Looking critically at emotional intelligence can be a fruitful exercise to help us more fully understand its utility for our lives.

Written by: Daniel Goleman

The first inkling of trouble came in an early morning email from a friend, warning me about an article in a popular forum, a takedown of emotional intelligence and of me.

The next day I read the article, a rather sneering and vitriolic attack. The feelings it aroused in me were a muddy mixture of anger, fear, sadness, shame, plus the urge for revenge or at least a defense.  Just about every disturbing feeling washed through me.

As a longtime meditator, I chose to be with those feelings as they arose, just accepting them. After some time of doing this, they withered. I felt more calm, more clear.

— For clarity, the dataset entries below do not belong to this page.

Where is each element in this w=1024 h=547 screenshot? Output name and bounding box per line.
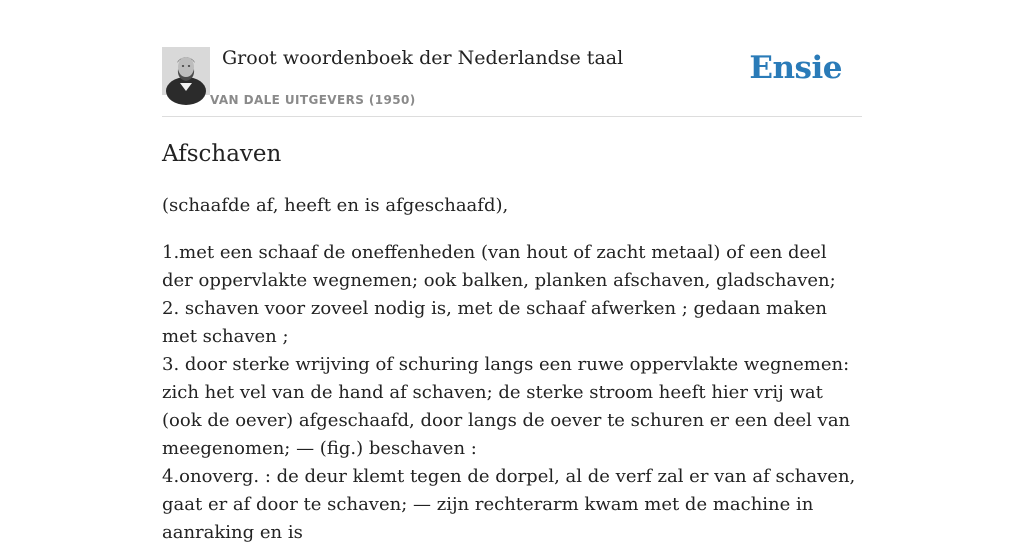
author-avatar[interactable] bbox=[162, 47, 210, 95]
definition-item: 4.onoverg. : de deur klemt tegen de dorpel, al de verf zal er van af schaven, gaat er af door te schaven; — zijn rechterarm kwam met de machine in aanraking en is bbox=[162, 466, 856, 543]
definition-item: 1.met een schaaf de oneffenheden (van hout of zacht metaal) of een deel der oppervlakte wegnemen; ook balken, planken afschaven, gladschaven; bbox=[162, 242, 836, 291]
ensie-logo[interactable]: Ensie bbox=[749, 50, 842, 86]
entry-body bbox=[162, 192, 862, 547]
definition-item: 2. schaven voor zoveel nodig is, met de schaaf afwerken ; gedaan maken met schaven ; bbox=[162, 298, 827, 347]
entry-grammar: (schaafde af, heeft en is afgeschaafd), bbox=[162, 195, 509, 216]
portrait-icon bbox=[162, 47, 210, 95]
definition-item: 3. door sterke wrijving of schuring langs een ruwe oppervlakte wegnemen: zich het vel van de hand af schaven; de sterke stroom heeft hier vrij wat (ook de oever) afgeschaafd, door langs de oever te schuren er een deel van meegenomen; — (fig.) beschaven : bbox=[162, 354, 851, 459]
source-publisher: VAN DALE UITGEVERS (1950) bbox=[210, 93, 416, 107]
source-title[interactable]: Groot woordenboek der Nederlandse taal bbox=[222, 47, 624, 69]
page-container bbox=[162, 0, 862, 543]
entry-headword: Afschaven bbox=[162, 141, 282, 167]
source-header bbox=[162, 0, 862, 117]
definition-list bbox=[162, 239, 862, 547]
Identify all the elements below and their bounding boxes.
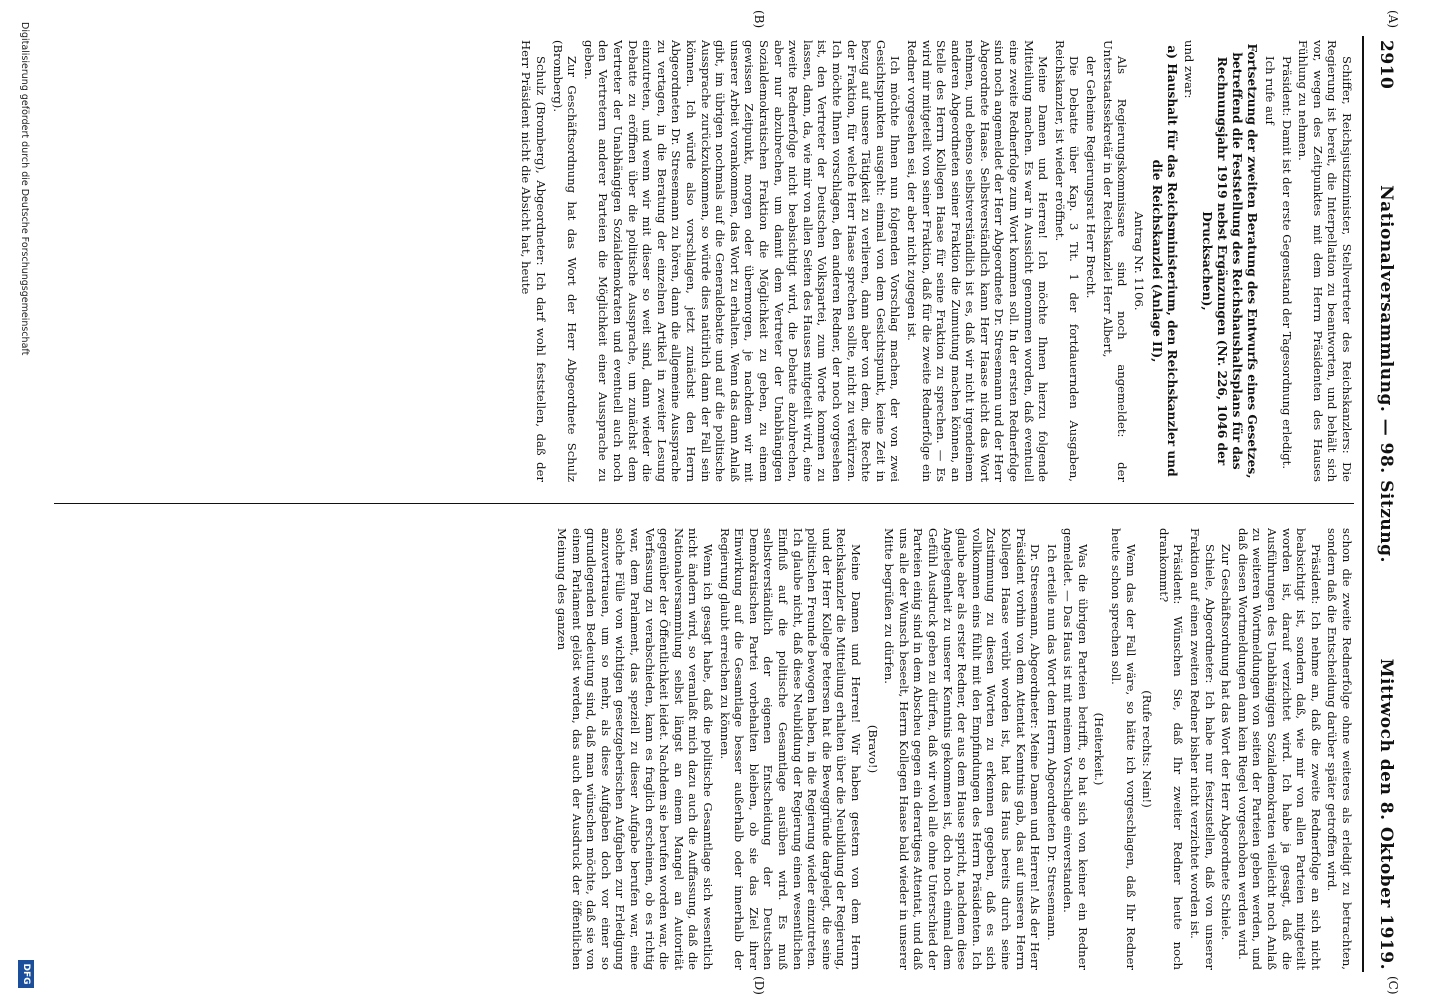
paragraph: Schiffer, Reichsjustizminister, Stellvertreter des Reichskanzlers: Die Regierung ist bereit, die Interpellation zu beantworten, und behält sich vor, wegen des Zeitpunktes mit dem Herrn Präsidenten des Hauses Fühlung zu nehmen. <box>1296 40 1354 482</box>
paragraph: Schiele, Abgeordneter: Ich habe nur festzustellen, daß von unserer Fraktion auf einen zweiten Redner bisher nicht verzichtet worden ist. <box>1188 528 1217 970</box>
paragraph: Die Debatte über Kap. 3 Tit. 1 der fortdauernden Ausgaben, Reichskanzler, ist wieder eröffnet. <box>1052 40 1082 482</box>
margin-marker-d: (D) <box>752 976 766 995</box>
paragraph: Als Regierungskommissare sind noch angemeldet: der Unterstaatssekretär in der Reichskanzlei Herr Albert, <box>1100 40 1130 482</box>
paragraph: der Geheime Regierungsrat Herr Brecht. <box>1084 56 1099 299</box>
paragraph: Dr. Stresemann, Abgeordneter: Meine Damen und Herren! Als der Herr Präsident vorhin von dem Attentat Kenntnis gab, das auf unseren Herrn Kollegen Haase verübt worden ist, hat das Haus bereits durch seine Zustimmung zu diesen Worten zu erkennen gegeben, daß es sich vollkommen eins fühlt mit den Empfindungen des Herrn Präsidenten. Ich glaube aber als erster Redner, der aus dem Hause spricht, nachdem diese Angelegenheit zu unserer Kenntnis gekommen ist, doch noch einmal dem Gefühl Ausdruck geben zu dürfen, daß wir wohl alle ohne Unterschied der Parteien einig sind in dem Abscheu gegen ein derartiges Attentat, und daß uns alle der Wunsch beseelt, Herrn Kollegen Haase bald wieder in unserer Mitte begrüßen zu dürfen. <box>882 528 1043 970</box>
paragraph: Zur Geschäftsordnung hat das Wort der Herr Abgeordnete Schiele. <box>1219 544 1234 941</box>
paragraph: Meine Damen und Herren! Wir haben gestern von dem Herrn Reichskanzler die Mitteilung erhalten über die Neubildung der Regierung, und der Herr Kollege Petersen hat die Beweggründe dargelegt, die seine politischen Freunde bewogen haben, in die Regierung wieder einzutreten. Ich glaube nicht, daß diese Neubildung der Regierung einen wesentlichen Einfluß auf die politische Gesamtlage ausüben wird. Es muß selbstverständlich der eigenen Entscheidung der Deutschen Demokratischen Partei vorbehalten bleiben, ob sie das Ziel ihrer Einwirkung auf die Gesamtlage besser außerhalb oder innerhalb der Regierung glaubt erreichen zu können. <box>717 528 863 970</box>
paragraph: schon die zweite Rednerfolge ohne weiteres als erledigt zu betrachten, sondern daß die Entscheidung darüber später getroffen wird. <box>1325 528 1354 970</box>
page-title: Nationalversammlung. — 98. Sitzung. <box>1376 185 1396 563</box>
paragraph: Zur Geschäftsordnung hat das Wort der Herr Abgeordnete Schulz (Bromberg). <box>550 40 580 482</box>
paragraph: Ich rufe auf <box>1263 56 1278 125</box>
paragraph: Ich möchte Ihnen nun folgenden Vorschlag machen, der von zwei Gesichtspunkten ausgeht: einmal von dem Gesichtspunkt, keine Zeit in bezug auf unsere Tätigkeit zu verlieren, dann aber von dem, die Rechte der Fraktion, für welche Herr Haase sprechen sollte, nicht zu verkürzen. Ich möchte Ihnen vorschlagen, den anderen Redner, der noch vorgesehen ist, den Vertreter der Deutschen Volkspartei, zum Worte kommen zu lassen, dann, da, wie mir von allen Seiten des Hauses mitgeteilt wird, eine zweite Rednerfolge nicht beabsichtigt wird, die Debatte abzubrechen, aber nur abzubrechen, um damit dem Vertreter der Unabhängigen Sozialdemokratischen Fraktion die Möglichkeit zu geben, zu einem gewissen Zeitpunkt, morgen oder übermorgen, je nachdem wir mit unserer Arbeit vorankommen, das Wort zu erhalten. Wenn das dann Anlaß gibt, im übrigen nochmals auf die Generaldebatte und auf die politische Aussprache zurückzukommen, so würde dies natürlich dann der Fall sein können. Ich würde also vorschlagen, jetzt zunächst den Herrn Abgeordneten Dr. Stresemann zu hören, dann die allgemeine Aussprache zu vertagen, in die Beratung der einzelnen Artikel in zweiter Lesung einzutreten, und wenn wir mit dieser so weit sind, dann wieder die Debatte zu eröffnen über die politische Aussprache, um zunächst dem Vertreter der Unabhängigen Sozialdemokraten und eventuell auch noch den Vertretern anderer Parteien die Möglichkeit einer Aussprache zu geben. <box>581 40 903 482</box>
paragraph: Meine Damen und Herren! Ich möchte Ihnen hierzu folgende Mitteilung machen. Es war in Aussicht genommen worden, daß eventuell eine zweite Rednerfolge zum Wort kommen soll. In der ersten Rednerfolge sind noch angemeldet der Herr Abgeordnete Dr. Stresemann und der Herr Abgeordnete Haase. Selbstverständlich kann Herr Haase nicht das Wort nehmen, und ebenso selbstverständlich ist es, daß wir nicht irgendeinem anderen Abgeordneten seiner Fraktion die Zumutung machen können, an Stelle des Herrn Kollegen Haase für seine Fraktion zu sprechen. — Es wird mir mitgeteilt von seiner Fraktion, daß für die zweite Rednerfolge ein Redner vorgesehen sei, der aber nicht zugegen ist. <box>904 40 1051 482</box>
right-column <box>54 528 1354 970</box>
margin-marker-a: (A) <box>1386 10 1400 29</box>
interjection: (Heiterkeit.) <box>1092 712 1107 786</box>
paragraph: Schulz (Bromberg), Abgeordneter: Ich darf wohl feststellen, daß der Herr Präsident nicht die Absicht hat, heute <box>519 40 549 482</box>
paragraph: Präsident: Ich nehme an, daß die zweite Rednerfolge an sich nicht beabsichtigt ist, sondern daß, wie mir von allen Parteien mitgeteilt worden ist, darauf verzichtet wird. Ich habe ja gesagt, daß die Ausführungen des Unabhängigen Sozialdemokraten vielleicht noch Anlaß zu weiteren Wortmeldungen von seiten der Parteien geben werden, und daß diesen Wortmeldungen dann kein Riegel vorgeschoben werden wird. <box>1235 528 1323 970</box>
paragraph: Wenn das der Fall wäre, so hätte ich vorgeschlagen, daß Ihr Redner heute schon sprechen soll. <box>1109 528 1138 970</box>
page-header <box>1370 40 1396 970</box>
paragraph: Ich erteile nun das Wort dem Herrn Abgeordneten Dr. Stresemann. <box>1044 544 1059 941</box>
margin-marker-b: (B) <box>752 10 766 29</box>
paragraph: Was die übrigen Parteien betrifft, so hat sich von keiner ein Redner gemeldet. — Das Haus ist mit meinem Vorschlage einverstanden. <box>1061 528 1090 970</box>
page-number: 2910 <box>1376 40 1396 90</box>
session-date: Mittwoch den 8. Oktober 1919. <box>1376 658 1396 970</box>
margin-marker-c: (C) <box>1386 976 1400 995</box>
paragraph: Präsident: Wünschen Sie, daß Ihr zweiter Redner heute noch drankommt? <box>1156 528 1186 970</box>
paragraph: und zwar: <box>1182 40 1197 99</box>
agenda-heading: Fortsetzung der zweiten Beratung des Entwurfs eines Gesetzes, betreffend die Feststellung des Reichshaushaltsplans für das Rechnungsjahr 1919 nebst Ergänzungen (Nr. 226, 1046 der Drucksachen), <box>1200 43 1260 479</box>
dfg-logo: DFG <box>18 960 34 988</box>
paragraph: Antrag Nr. 1106. <box>1131 211 1146 311</box>
agenda-subheading: a) Haushalt für das Reichsministerium, den Reichskanzler und die Reichskanzlei (Anlage II), <box>1149 45 1179 477</box>
column-divider <box>54 503 1354 504</box>
header-rule <box>1362 36 1364 972</box>
paragraph: Präsident: Damit ist der erste Gegenstand der Tagesordnung erledigt. <box>1279 56 1294 470</box>
paragraph: Wenn ich gesagt habe, daß die politische Gesamtlage sich wesentlich nicht ändern wird, so veranlaßt mich dazu auch die Auffassung, daß die Nationalversammlung selbst längst an einem Mangel an Autorität gegenüber der Öffentlichkeit leidet. Nachdem sie berufen worden war, die Verfassung zu verabschieden, kann es fraglich erscheinen, ob es richtig war, dem Parlament, das speziell zu dieser Aufgabe berufen war, eine solche Fülle von wichtigen gesetzgeberischen Aufgaben zur Erledigung anzuvertrauen, um so mehr, als diese Aufgaben doch vor einer so grundlegenden Bedeutung sind, daß man wünschen möchte, daß sie von einem Parlament gelöst werden, das auch der Ausdruck der öffentlichen Meinung des ganzen <box>555 528 716 970</box>
interjection: (Bravo!) <box>865 724 880 774</box>
digitization-credit: Digitalisierung gefördert durch die Deutsche Forschungsgemeinschaft <box>19 22 30 356</box>
interjection: (Rufe rechts: Nein!) <box>1140 690 1155 808</box>
left-column <box>54 40 1354 482</box>
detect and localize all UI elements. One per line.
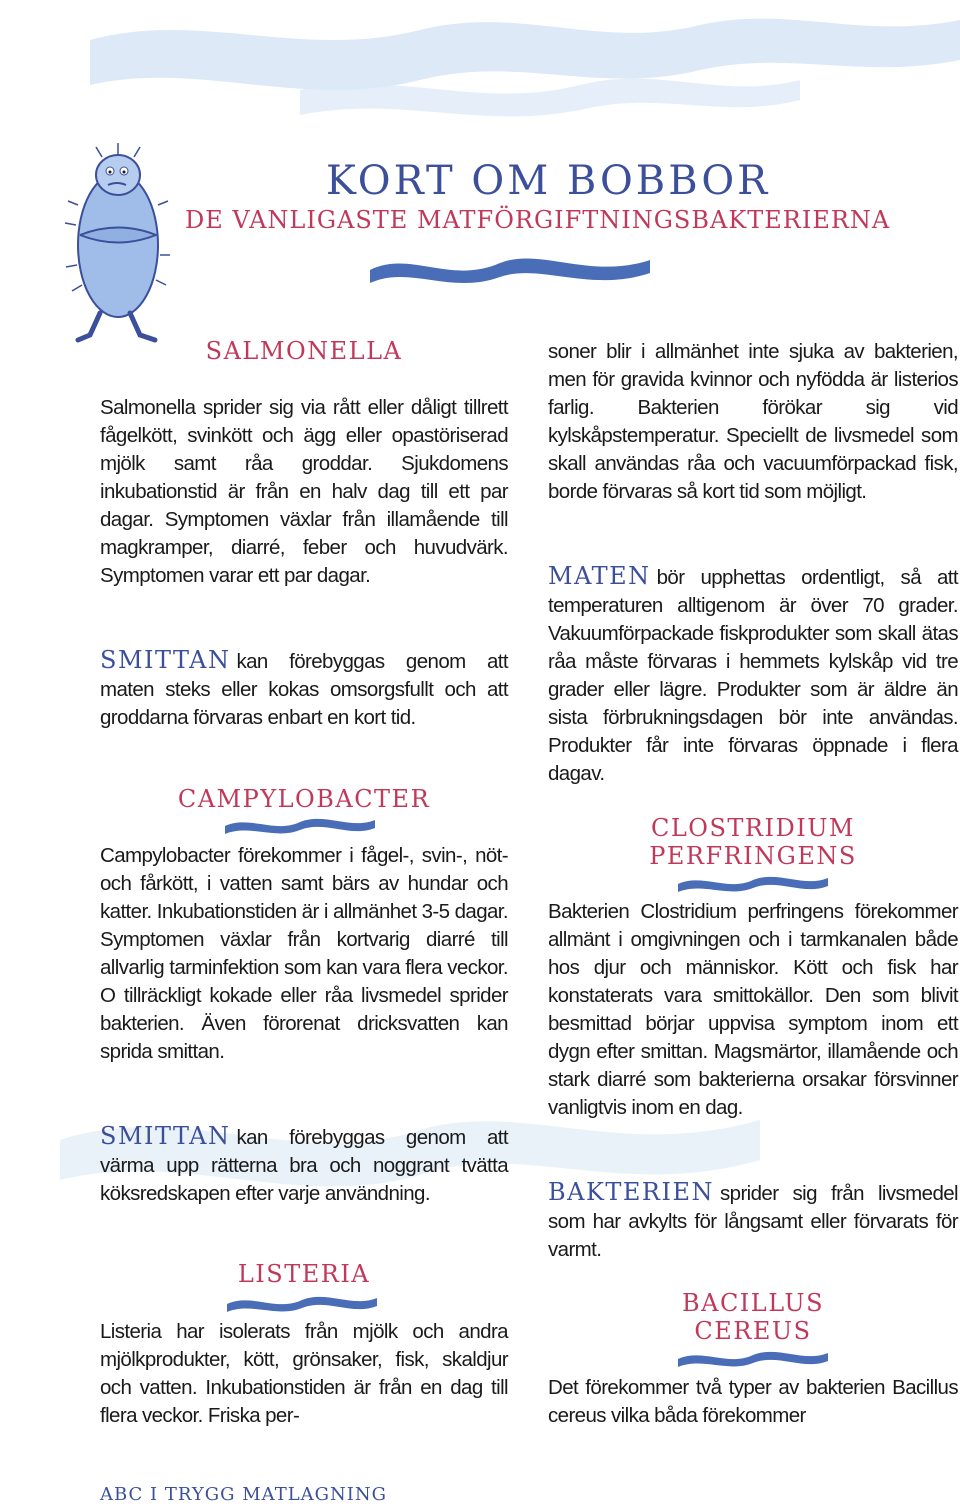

Then I talked to family and friends about the unnerving attack – and they helped me become even calmer. And that calm clarity let me choose how to respond more effectively. 

We all have moments like these – everyone has some stress, faces threats or just hard times.

The question is, How do we react? Does the stress overwhelm us? Can we ride through to recovery?

And how can we get a sense of the ongoing, background stresses that, in total, can disturb our peace of mind?

Along with that exploration of stressors, there’s an equally important calculation: what are the sources of relief and nurturance in our lives, and are they great enough to counter whatever stresses come our way?

We may not be able to control the stress, but we can increase our renewals – the real antidote to stress.